Lidl cloud - Mon, May 11, 2020
Is Lidl moving into the business of running cloud-scale datacenters?
There are rumors/fake news that Lidl is moving into the cloud-space. I’d say that the rumors overstate the meaning, as they are probably looking into insourcing their cloud push. They’ve previously tried and failed with a single pane of glass approach for Cloud, and who doesn’t remember Lidls costly ERP failure pushing for SAP, costing them over 500 million EUR over seven years without anything to show.
But lets imagine that they are actually looking into create their own Cloud - it would make sense as they have made a lot of money (104 billion EUR in 2018/2019) the last 40 years with their brand of discount retailing. Listening to insiders, the general idea of Lidl is that they are more than just Lidl and there is a general sense of hubris which is shown when newly opened stores in the US are closed after a few months.
‘We’re not just some random company, we’re Schwarz Group’
Looking at the whole corporation, it is basically a 2-person-empire run by a 70- and 80-year old.

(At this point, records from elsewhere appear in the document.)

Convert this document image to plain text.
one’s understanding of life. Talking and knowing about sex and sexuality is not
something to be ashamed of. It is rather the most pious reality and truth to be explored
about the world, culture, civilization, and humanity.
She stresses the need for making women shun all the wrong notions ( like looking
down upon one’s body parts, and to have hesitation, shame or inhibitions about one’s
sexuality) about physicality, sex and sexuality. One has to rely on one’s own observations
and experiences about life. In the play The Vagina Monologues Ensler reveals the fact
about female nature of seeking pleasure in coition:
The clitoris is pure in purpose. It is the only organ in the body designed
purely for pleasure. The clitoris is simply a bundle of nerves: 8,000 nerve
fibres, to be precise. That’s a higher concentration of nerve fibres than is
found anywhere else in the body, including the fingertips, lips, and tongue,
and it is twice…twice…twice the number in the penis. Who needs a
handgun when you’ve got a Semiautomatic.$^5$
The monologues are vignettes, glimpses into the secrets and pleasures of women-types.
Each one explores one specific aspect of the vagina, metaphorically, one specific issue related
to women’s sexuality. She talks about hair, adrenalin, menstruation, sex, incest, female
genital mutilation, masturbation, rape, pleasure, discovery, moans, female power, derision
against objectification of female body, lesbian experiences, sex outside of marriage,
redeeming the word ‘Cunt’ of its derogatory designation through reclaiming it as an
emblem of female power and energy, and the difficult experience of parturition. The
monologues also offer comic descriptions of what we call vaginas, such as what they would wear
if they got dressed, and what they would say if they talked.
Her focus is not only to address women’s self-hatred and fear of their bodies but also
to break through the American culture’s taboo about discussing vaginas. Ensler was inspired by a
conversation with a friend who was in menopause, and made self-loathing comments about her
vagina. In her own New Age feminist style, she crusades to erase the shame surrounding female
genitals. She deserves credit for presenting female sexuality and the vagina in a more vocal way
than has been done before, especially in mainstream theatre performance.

They have pretty good connections with a former SAP cloud sales VP which probably propelled this idea. The common mindset between Lidl and SAP might be what makes this push. Core Schwarz is all about selling cheap products at a enormous scale. Core SAP is all about large scale enterprise sales. Maybe they have enough money to do whatever they want because their business actually doesn’t depend on IT. The systems they use to run their business are clearly working, because shops are still open and filled with people.
Note that Lidl are also at the same time getting into the car sales, tourism and recycle business as well. Probably looking at Amazon on how to privot into different markets in Europe. If the Schwarz group will be able to attract the talent to replicate the talents in other clouds then they have a chance, otherwise it is probably impossible. What is a more likely scenario that they will burn through a few billion EUR before realizing that they know nothing about cloud computing and cut their losses. The rumor above started with an acquisition of 70 people which just might be the start of something bigger by spinning it up as a separate company, just like AWS. Or not, based on previous IT experiences.